Als am Freitag die ersten Meldungen über die Entscheidung des Bundesverfassungsgerichts über den Ticker liefen, reagierte man an den Finanzmärkten und in der EZB erleichtert. Die Entscheidung über das Anleiheprogramm wurde an den Europäischen Gerichtshof verwiesen, damit schien die Gefahr eines Vetos aus Karlsruhe abgewendet.
Ich habe das zuerst auch so gesehen, inzwischen bin ich der Meinung, dass es sich dabei um eine Fehleinschätzung handelt. Diese Entscheidung ist für die EZB der GAU.
Gewiss: Der Fall liegt jetzt beim EuGH. Das ist auch sinnvoll, schließlich ist er für die Interpretation europäischer Normen zuständig. Doch zugleich hat das BVerfG keinen Zweifel daran gelassen, dass das OMT aus ihrer Sicht ein klarer Verstoß gegen europäisches Recht ist – eine Meinung, die ich nicht teile, aber das spielt hier keine Rolle.
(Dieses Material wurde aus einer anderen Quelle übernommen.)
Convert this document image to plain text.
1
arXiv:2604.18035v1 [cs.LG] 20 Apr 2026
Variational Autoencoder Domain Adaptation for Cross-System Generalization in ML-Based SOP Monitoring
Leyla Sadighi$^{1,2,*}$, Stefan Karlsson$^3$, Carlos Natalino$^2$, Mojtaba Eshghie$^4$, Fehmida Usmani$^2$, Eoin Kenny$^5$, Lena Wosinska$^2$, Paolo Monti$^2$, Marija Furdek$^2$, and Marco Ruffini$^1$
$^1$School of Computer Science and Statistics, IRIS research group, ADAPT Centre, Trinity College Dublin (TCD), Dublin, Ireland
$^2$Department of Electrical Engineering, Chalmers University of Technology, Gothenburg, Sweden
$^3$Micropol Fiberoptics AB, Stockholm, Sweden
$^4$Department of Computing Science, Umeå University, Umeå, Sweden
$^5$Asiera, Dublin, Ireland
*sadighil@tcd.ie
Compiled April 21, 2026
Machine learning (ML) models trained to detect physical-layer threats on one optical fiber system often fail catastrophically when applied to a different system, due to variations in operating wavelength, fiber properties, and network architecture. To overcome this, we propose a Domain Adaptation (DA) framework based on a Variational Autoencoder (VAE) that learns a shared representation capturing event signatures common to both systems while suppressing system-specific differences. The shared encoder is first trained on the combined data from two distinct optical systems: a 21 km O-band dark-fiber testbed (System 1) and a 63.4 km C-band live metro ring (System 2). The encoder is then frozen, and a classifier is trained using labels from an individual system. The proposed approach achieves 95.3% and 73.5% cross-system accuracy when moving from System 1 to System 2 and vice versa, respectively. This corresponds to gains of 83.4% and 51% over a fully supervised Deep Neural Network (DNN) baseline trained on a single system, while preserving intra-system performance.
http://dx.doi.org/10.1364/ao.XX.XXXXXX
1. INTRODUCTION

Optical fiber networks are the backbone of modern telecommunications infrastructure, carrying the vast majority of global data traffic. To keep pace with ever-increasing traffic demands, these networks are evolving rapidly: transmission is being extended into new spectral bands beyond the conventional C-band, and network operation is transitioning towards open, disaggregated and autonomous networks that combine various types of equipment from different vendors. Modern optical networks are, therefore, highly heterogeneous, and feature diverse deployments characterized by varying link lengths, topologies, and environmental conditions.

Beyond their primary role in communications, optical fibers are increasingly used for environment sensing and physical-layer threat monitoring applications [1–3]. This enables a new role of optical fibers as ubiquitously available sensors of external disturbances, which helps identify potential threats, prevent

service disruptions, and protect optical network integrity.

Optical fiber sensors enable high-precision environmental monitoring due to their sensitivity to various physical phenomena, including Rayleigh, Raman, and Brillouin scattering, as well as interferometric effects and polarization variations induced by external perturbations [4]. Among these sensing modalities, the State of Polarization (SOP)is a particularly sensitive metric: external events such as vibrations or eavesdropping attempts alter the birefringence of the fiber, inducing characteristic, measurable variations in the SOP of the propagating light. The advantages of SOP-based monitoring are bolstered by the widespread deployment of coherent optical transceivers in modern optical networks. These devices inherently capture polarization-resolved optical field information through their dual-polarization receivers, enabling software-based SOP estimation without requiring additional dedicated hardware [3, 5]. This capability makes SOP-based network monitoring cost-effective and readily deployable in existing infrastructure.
Vorbehaltlich der Auslegung durch den Gerichtshof der Europäischen Union ist der OMT-Beschluss nach Einschätzung des Bundesverfassungsgerichts mit dem Primärrecht unvereinbar.
Deshalb ist die Überweisung kein Akt der Unterwerfung, sondern Zeichen eines Herrschaftsanspruchs. Ihr mögt formal zuständig sein, so die Botschaft der Richter aus Karlsruhe an ihre Kollegen in Luxemburg, aber wir sagen euch, wie ihr zu entscheiden habt. Und das BVerfG lässt keinen Zweifel daran, dass es, was deutsche Institutionen angeht, keine anderen Götter neben sich akzeptiert.
Die Bejahung eines Ultra-vires-Aktes in diesem Sinne löste Unterlassungs- und Handlungspflichten deutscher Staatsorgane aus. Diese sind vor dem Bundesverfassungsgericht jedenfalls insoweit einklagbar, als sie sich auf Verfassungsorgane beziehen.
Mit anderen Worten: Wenn die Argumentation des EuGH die Karlsruher Richter nicht überzeugt, können Sie die Bundesregierung und die Bundesbank mindestens dazu veranlassen, sich an einem eventuellen Programm der EZB nicht zu beteiligen. Ob die Notenbank unter diesen Umständen das OMT aktivieren würde?
Vielleicht spielt das keine Rolle, weil sich die Märkte so weit beruhigt haben, dass sie das Sicherheitsnetz nicht mehr brauchen. Politisch aber wird die Entscheidung den Kritikern der Notenbank in Deutschland Aufwind verleihen. Sie haben es praktisch mit Brief und Siegel, dass die EZB gegen Recht und Gesetz verstößt – die AfD reibt sich bereits die Hände.
Und eines ist klar: Was der EuGH zu der Sache sagt, interessiert zumindest an den deutschen Stammtischen niemanden, dort weiß man im Zweifel nicht einmal, was das ist. Das Bundesverfassungsgericht kennt jeder und es ist eine der angesehensten Institutionen im Lande.
Ich sehe schon die Wahlplakate vor mir. Nicht sehr schön, all das.